Transição capilar: autoconhecimento e empoderamento  

Por Lucas Souza Foto Capa: Fátima Amaral

Tendo em vista que grande parte da população crespa e cacheada também é negra, a falta de representatividade e, por sua vez, a alta demanda por químicas que alterem os fios capilares, são mais um dos modus operandi do racismo. Afinal, quantas crianças pretas não tiveram a autoestima dilacerada por comentários depreciativos a respeito de sua aparência? Essa exclusão acaba gerando uma sensação de não-pertencimento, levando a decisão de alisar o cabelo ainda durante a infância.  

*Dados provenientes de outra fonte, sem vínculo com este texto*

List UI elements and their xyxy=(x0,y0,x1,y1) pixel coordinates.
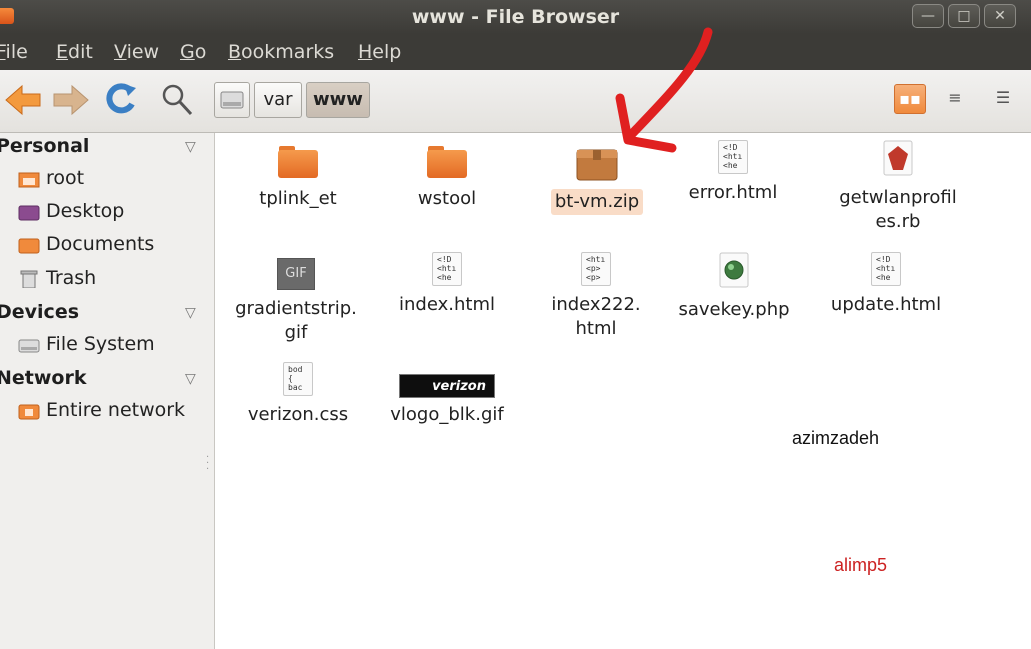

A transição capilar como ferramenta de autoconhecimento para pessoas negras. Foto: Pixels.com

Uma das consequências que isso gera na criança é o pouco conhecimento a respeito de si mesma na idade adulta, o que torna a transição capilar um processo ainda mais complexo. É o que ressalta Chris Santos, profissional especializada em cabelos cacheados. “A maior importância da transição capilar hoje, sem dúvidas, é o autoconhecimento. Mulheres que durante 20 ou 30 anos viveram do alisamento, agora querem se permitir novamente a enxergar essa textura”, diz ela, que é dona do Espaço Chris Santos e atende um público predominantemente feminino.  

“Essas mulheres não se lembram de como era o cabelo delas e se baseiam em fotos da infância ou da adolescência.” 

Chris Santos

Chris também pontua que houve uma melhora na representatividade de pessoas com cabelos crespos, cacheados e ondulados em relação a alguns anos atrás. “Mostrar o cabelo crespo não era comum no nosso mercado. Não era comum você se deparar com um black power, com uma cacheada volumosa ou com um ondulado solto”, diz ela.  

No entanto, por mais que o cenário esteja mais propício para assumir os fios naturais, se comparado com décadas passadas, o receio de passar pela transição capilar continua sendo recorrente. É o caso de Vitória França, estudante de Psicologia. A jovem não descarta dar início ao processo, mas ainda não se sente pronta. “Eu tenho vontade, mas eu não tenho coragem. Ia ser muito difícil para mim, porque o cabelo impacta muito na nossa autoestima e no nosso dia a dia.” Vitória também conta que, desde a infância, não costumava deixar o cabelo solto e, por influência de sua mãe, começou a alisar.  

Para além de se autoconhecer, a transição capilar também se torna uma importante ferramenta de empoderamento. A dançarina Bárbara Natasha enfatiza o impacto desse processo para ela enquanto mulher preta. “A transição acabou sendo uma grande virada de chave na forma como eu me enxergava. Antes eu era mais insegura, não conseguia me vestir da maneira que gostaria e não me achava bonita.”, disse Bárbara, que também é poeta e professora de Dança.  

“Lembro de abrir meu livro da Angela Davis inúmeras vezes somente para ver a foto dela com um black imenso e sentir que poderia ser tão potente e gigante quanto ela”. 

Bárbara Natasha
Bárbara Natasha é dançarina e poeta: sua autoestima melhorou com a transição capilar. Foto: Larissa Lopes.

Eu assumi uma outra postura de extrema confiança e certeza de que, sim, sou muito linda”. Ela também ressaltou que estar conectada com o Movimento Negro foi essencial nesse ganho de autoestima. “Lembro de abrir meu livro da Ângela Davis inúmeras vezes somente para ver a foto dela com um black imenso e sentir que poderia ser tão potente e gigante quanto ela”. 

Já para o cantor e estudante de Publicidade Samuel Nahas, a transformação foi semelhante. Segundo ele, fazer a transição capilar foi libertador. “Enquanto homem negro, a importância desse momento para a minha autoestima foi inestimável. Foi um dos grandes fatores para que eu me percebesse uma pessoa preta de pele clara”, disse.  

Ainda que seja um processo gradual e contínuo, e com diversos obstáculos no caminho, podemos olhar o cenário atual como otimista para que pessoas com cabelos crespos e cacheados se sintam vistas, admiradas e representadas. É possível dizer que, hoje, uma criança preta consegue se sentir encorajada a garfar o black power e, dessa forma, crescer sem os mesmos problemas de autoestima de gerações anteriores. E que, cada vez mais, belezas plurais sejam valorizadas e contempladas mundo afora.